Je précise que contrairement à ce que dit Valérie BENARD, certains salariés protégés n'ont pas été licenciés par l'Inspecteur du Travail (12 pour l'instant et en instance un recours gracieux), pour la simple et bonne raison qu'ils ont maintenu et défendu que les conditions cumulatives du licenciement économiques n'étaient pas réunies. Les salariés protégés qui ont été licenciés l'ont souhaité pour des raisons sans doute personnelles ou autres... Quand un salarié protégé est licencié, il perd l'ensemble de ses mandats représentatifs à la fin de la période de préavis. Ce qui amènerait certains à terme à ne parler qu'en leur nom ou sans aucune légitimité au nom des salariés de l'ARAST. Je n'emploie volontairement pas la terminologie "ex-ARAST", seule une juridiction pourrait m'en convaincre quand toutes les possibilités de recours auront été épuisées.
Mais je pense qu'il est contradictoire de prôner le transfert au Conseil Général, dans certaines sphères et dans d'autres défendre la thèse du licenciement économique.
Et pour couronner le tout entamer des procédures en référé et non au fond.
Mais c'est cela la démocratie, on a le droit d'entrevoir diverses solutions à une même problématique.
Valérie malgré ce qui précède, force est pour moi de reconnaître votre combativité, mais pas son orientation. L'ARAST possédait un organe de gestion qui était son Conseil d'Administration. Que Monsieur le liquidateur entame la procédure en comblement de passif. Que la justice fasse son travail, le collectif que je préside a interpellé Monsieur le Procureur de la République afin que la lumière soit faite sur le déficit de plusieurs millions d'euros des finances de l'ARAST...
Pour l'instant, je m'en remets à la justice. Il est trop simple d'admettre qu'une telle déconfiture peut se produire sans l'assentiment d'un ensemble d'acteurs sociaux à des degrés divers.

A bientôt.

PS: Je fais partie des salariés protégés pour l'autorisation de licenciement a été refusée.

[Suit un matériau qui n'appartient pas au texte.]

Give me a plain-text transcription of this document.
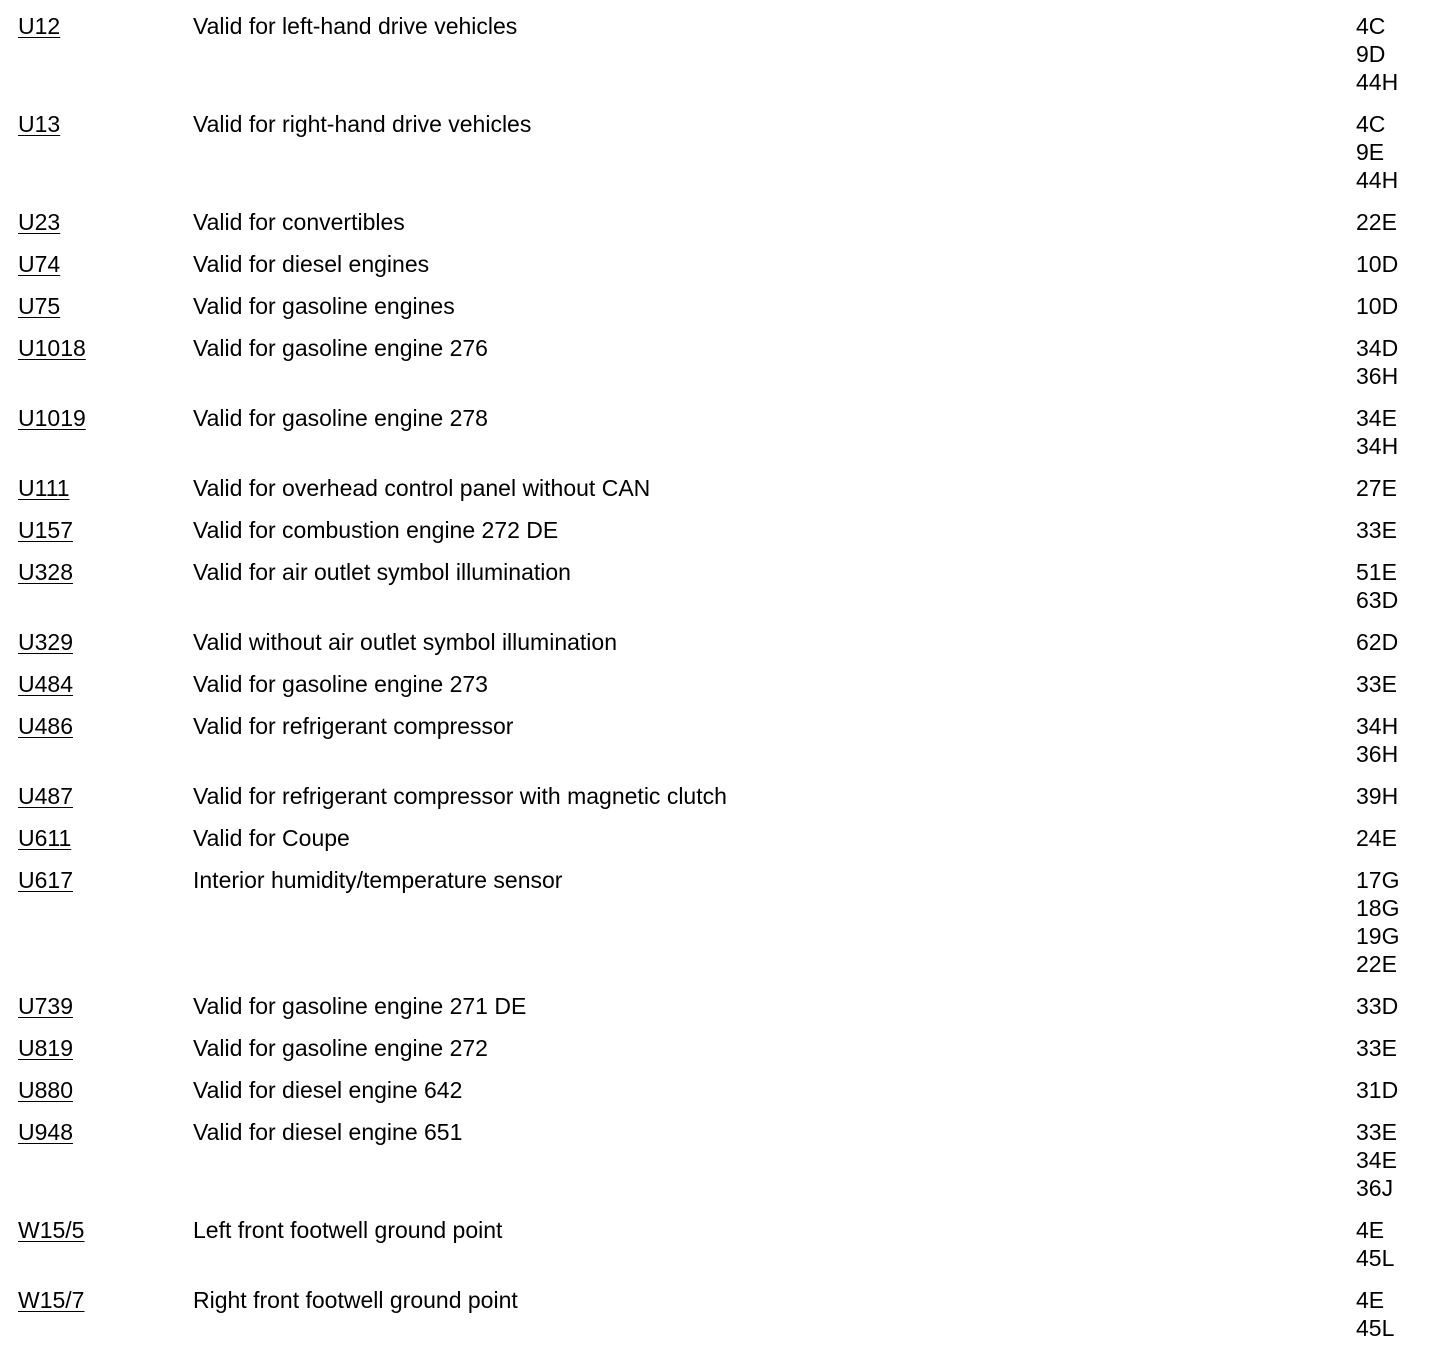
U12	Valid for left-hand drive vehicles	4C
9D
44H
U13	Valid for right-hand drive vehicles	4C
9E
44H
U23	Valid for convertibles	22E
U74	Valid for diesel engines	10D
U75	Valid for gasoline engines	10D
U1018	Valid for gasoline engine 276	34D
36H
U1019	Valid for gasoline engine 278	34E
34H
U111	Valid for overhead control panel without CAN	27E
U157	Valid for combustion engine 272 DE	33E
U328	Valid for air outlet symbol illumination	51E
63D
U329	Valid without air outlet symbol illumination	62D
U484	Valid for gasoline engine 273	33E
U486	Valid for refrigerant compressor	34H
36H
U487	Valid for refrigerant compressor with magnetic clutch	39H
U611	Valid for Coupe	24E
U617	Interior humidity/temperature sensor	17G
18G
19G
22E
U739	Valid for gasoline engine 271 DE	33D
U819	Valid for gasoline engine 272	33E
U880	Valid for diesel engine 642	31D
U948	Valid for diesel engine 651	33E
34E
36J
W15/5	Left front footwell ground point	4E
45L
W15/7	Right front footwell ground point	4E
45L
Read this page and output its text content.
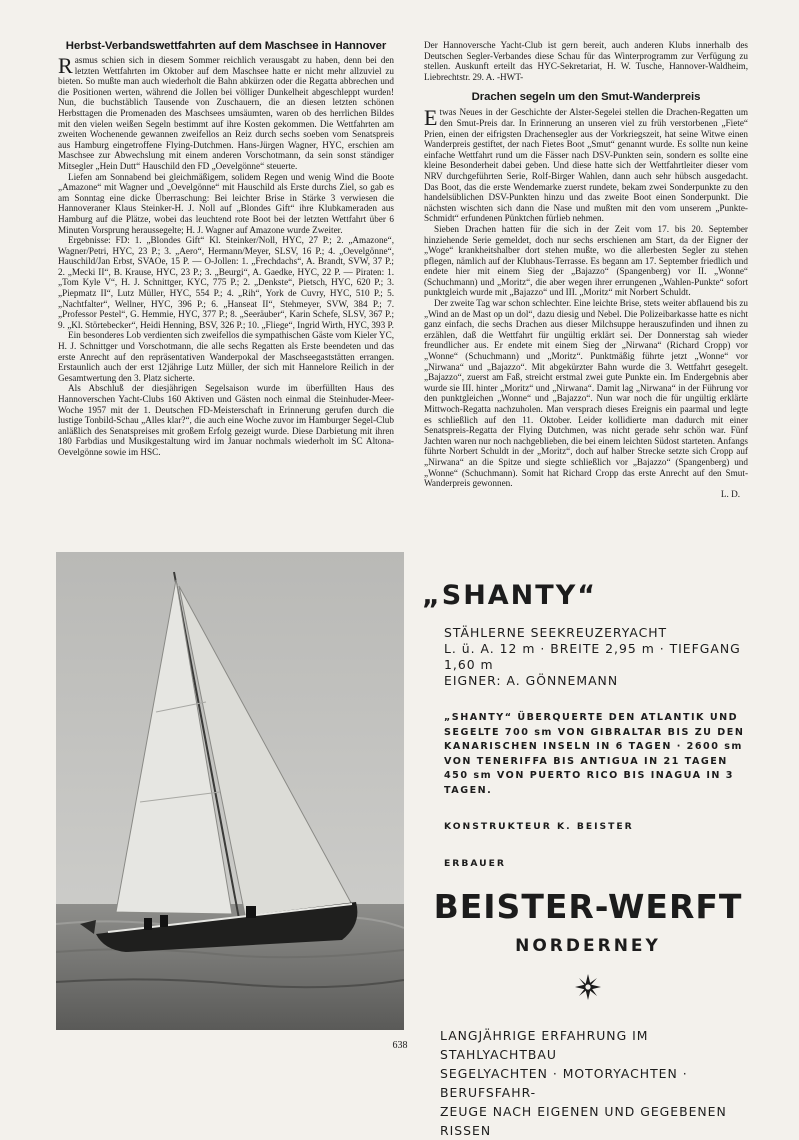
Herbst-Verbandswettfahrten auf dem Maschsee in Hannover

Rasmus schien sich in diesem Sommer reichlich verausgabt zu haben, denn bei den letzten Wettfahrten im Oktober auf dem Maschsee hatte er nicht mehr allzuviel zu bieten. So mußte man auch wiederholt die Bahn abkürzen oder die Regatta abbrechen und die Positionen werten, während die Jollen bei völliger Dunkelheit abgeschleppt wurden! Nun, die buchstäblich Tausende von Zuschauern, die an diesen letzten schönen Herbsttagen die Promenaden des Maschsees umsäumten, waren ob des herrlichen Bildes mit den vielen weißen Segeln bestimmt auf ihre Kosten gekommen. Die Wettfahrten am zweiten Wochenende gewannen zweifellos an Reiz durch sechs soeben vom Senatspreis aus Hamburg eingetroffene Flying-Dutchmen. Hans-Jürgen Wagner, HYC, erschien am Maschsee zur Abwechslung mit einem anderen Vorschotmann, da sein sonst ständiger Mitsegler „Hein Dutt“ Hauschild den FD „Oevelgönne“ steuerte.

Liefen am Sonnabend bei gleichmäßigem, solidem Regen und wenig Wind die Boote „Amazone“ mit Wagner und „Oevelgönne“ mit Hauschild als Erste durchs Ziel, so gab es am Sonntag eine dicke Überraschung: Bei leichter Brise in Stärke 3 verwiesen die Hannoveraner Klaus Steinker-H. J. Noll auf „Blondes Gift“ ihre Klubkameraden aus Hamburg auf die Plätze, wobei das leuchtend rote Boot bei der letzten Wettfahrt über 6 Minuten Vorsprung heraussegelte; H. J. Wagner auf Amazone wurde Zweiter.

Ergebnisse: FD: 1. „Blondes Gift“ Kl. Steinker/Noll, HYC, 27 P.; 2. „Amazone“, Wagner/Petri, HYC, 23 P.; 3. „Aero“, Hermann/Meyer, SLSV, 16 P.; 4. „Oevelgönne“, Hauschild/Jan Erbst, SVAOe, 15 P. — O-Jollen: 1. „Frechdachs“, A. Brandt, SVW, 37 P.; 2. „Mecki II“, B. Krause, HYC, 23 P.; 3. „Beurgi“, A. Gaedke, HYC, 22 P. — Piraten: 1. „Tom Kyle V“, H. J. Schnittger, KYC, 775 P.; 2. „Denkste“, Pietsch, HYC, 620 P.; 3. „Piepmatz II“, Lutz Müller, HYC, 554 P.; 4. „Rih“, York de Cuvry, HYC, 510 P.; 5. „Nachtfalter“, Wellner, HYC, 396 P.; 6. „Hanseat II“, Stehmeyer, SVW, 384 P.; 7. „Professor Pestel“, G. Hemmie, HYC, 377 P.; 8. „Seeräuber“, Karin Schefe, SLSV, 367 P.; 9. „Kl. Störtebecker“, Heidi Henning, BSV, 326 P.; 10. „Fliege“, Ingrid Wirth, HYC, 393 P.

Ein besonderes Lob verdienten sich zweifellos die sympathischen Gäste vom Kieler YC, H. J. Schnittger und Vorschotmann, die alle sechs Regatten als Erste beendeten und das erste Anrecht auf den repräsentativen Wanderpokal der Maschseegaststätten errangen. Erstaunlich auch der erst 12jährige Lutz Müller, der sich mit Hannelore Reilich in der Gesamtwertung den 3. Platz sicherte.

Als Abschluß der diesjährigen Segelsaison wurde im überfüllten Haus des Hannoverschen Yacht-Clubs 160 Aktiven und Gästen noch einmal die Steinhuder-Meer-Woche 1957 mit der 1. Deutschen FD-Meisterschaft in Erinnerung gerufen durch die lustige Tonbild-Schau „Alles klar?“, die auch eine Woche zuvor im Hamburger Segel-Club anläßlich des Senatspreises mit großem Erfolg gezeigt wurde. Diese Darbietung mit ihren 180 Farbdias und Musikgestaltung wird im Januar nochmals wiederholt im SC Altona-Oevelgönne sowie im HSC.

Der Hannoversche Yacht-Club ist gern bereit, auch anderen Klubs innerhalb des Deutschen Segler-Verbandes diese Schau für das Winterprogramm zur Verfügung zu stellen. Auskunft erteilt das HYC-Sekretariat, H. W. Tusche, Hannover-Waldheim, Liebrechtstr. 29. A. -HWT-

Drachen segeln um den Smut-Wanderpreis

Etwas Neues in der Geschichte der Alster-Segelei stellen die Drachen-Regatten um den Smut-Preis dar. In Erinnerung an unseren viel zu früh verstorbenen „Fiete“ Prien, einen der eifrigsten Drachensegler aus der Vorkriegszeit, hat seine Witwe einen Wanderpreis gestiftet, der nach Fietes Boot „Smut“ genannt wurde. Es sollte nun keine einfache Wettfahrt rund um die Fässer nach DSV-Punkten sein, sondern es sollte eine kleine Besonderheit dabei geben. Und diese hatte sich der Wettfahrtleiter dieser vom NRV durchgeführten Serie, Rolf-Birger Wahlen, dann auch sehr hübsch ausgedacht. Das Boot, das die erste Wendemarke zuerst rundete, bekam zwei Sonderpunkte zu den handelsüblichen DSV-Punkten hinzu und das zweite Boot einen Sonderpunkt. Die nächsten wischten sich dann die Nase und mußten mit den vom unserem „Punkte-Schmidt“ erfundenen Pünktchen fürlieb nehmen.

Sieben Drachen hatten für die sich in der Zeit vom 17. bis 20. September hinziehende Serie gemeldet, doch nur sechs erschienen am Start, da der Eigner der „Woge“ krankheitshalber dort stehen mußte, wo die allerbesten Segler zu stehen pflegen, nämlich auf der Klubhaus-Terrasse. Es begann am 17. September friedlich und endete hier mit einem Sieg der „Bajazzo“ (Spangenberg) vor II. „Wonne“ (Schuchmann) und „Moritz“, die aber wegen ihrer errungenen „Wahlen-Punkte“ sofort punktgleich wurde mit „Bajazzo“ und III. „Moritz“ mit Norbert Schuldt.

Der zweite Tag war schon schlechter. Eine leichte Brise, stets weiter abflauend bis zu „Wind an de Mast op un dol“, dazu diesig und Nebel. Die Polizeibarkasse hatte es nicht ganz einfach, die sechs Drachen aus dieser Milchsuppe herauszufinden und ihnen zu erzählen, daß die Wettfahrt für ungültig erklärt sei. Der Donnerstag sah wieder freundlicher aus. Er endete mit einem Sieg der „Nirwana“ (Richard Cropp) vor „Wonne“ (Schuchmann) und „Moritz“. Punktmäßig führte jetzt „Wonne“ vor „Nirwana“ und „Bajazzo“. Mit abgekürzter Bahn wurde die 3. Wettfahrt gesegelt. „Bajazzo“, zuerst am Faß, streicht erstmal zwei gute Punkte ein. Im Endergebnis aber wurde sie III. hinter „Moritz“ und „Nirwana“. Damit lag „Nirwana“ in der Führung vor den punktgleichen „Wonne“ und „Bajazzo“. Nun war noch die für ungültig erklärte Mittwoch-Regatta nachzuholen. Man versprach dieses Ereignis ein paarmal und legte es schließlich auf den 11. Oktober. Leider kollidierte man dadurch mit einer Senatspreis-Regatta der Flying Dutchmen, was nicht gerade sehr schön war. Fünf Jachten waren nur noch nachgeblieben, die bei einem leichten Südost starteten. Anfangs führte Norbert Schuldt in der „Moritz“, doch auf halber Strecke setzte sich Cropp auf „Nirwana“ an die Spitze und siegte schließlich vor „Bajazzo“ (Spangenberg) und „Wonne“ (Schuchmann). Somit hat Richard Cropp das erste Anrecht auf den Smut-Wanderpreis gewonnen.

L. D.
„SHANTY“
STÄHLERNE SEEKREUZERYACHT
L. ü. A. 12 m · BREITE 2,95 m · TIEFGANG 1,60 m
EIGNER: A. GÖNNEMANN
„SHANTY“ ÜBERQUERTE DEN ATLANTIK UND
SEGELTE 700 sm VON GIBRALTAR BIS ZU DEN
KANARISCHEN INSELN IN 6 TAGEN · 2600 sm
VON TENERIFFA BIS ANTIGUA IN 21 TAGEN
450 sm VON PUERTO RICO BIS INAGUA IN 3 TAGEN.
KONSTRUKTEUR K. BEISTER
ERBAUER
BEISTER-WERFT
NORDERNEY
LANGJÄHRIGE ERFAHRUNG IM STAHLYACHTBAU
SEGELYACHTEN · MOTORYACHTEN · BERUFSFAHR-
ZEUGE NACH EIGENEN UND GEGEBENEN RISSEN
638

10.Posté par nicolas de launay de la perriere le 31/01/2010 20:05

rappelons que le dit rapport est confidentiel s'il a été produit à la demande des IRP de l'arast...
ensuite, rappelons aussi qu'un rapport d'audit ne saurait suffire, et que les IRP ont la possibilité ou avaient la possibilité de "commander" une expertise judiciaire auprès du tribunal compétent.. l'ont ils fait ? la procédure du droit d'alerte des IRP a t elle été utilisée ?

je rejoins daniel lapierre, quid des administrateurs siégeant au conseil d'administration ? n'ont ils rien vu? pouvaient ils ou savaient ils voir ? ont ils des compétences en matière de gestion tout simplement..?

11.Posté par eddy le 03/02/2010 18:33

si les representants du conseil general savaient s'exprimer avec aussi de clarretée. la crise serait deja réglé mais comme ils ne maitrisent pas le conflit il préferent l'arogance et l'agressivitée.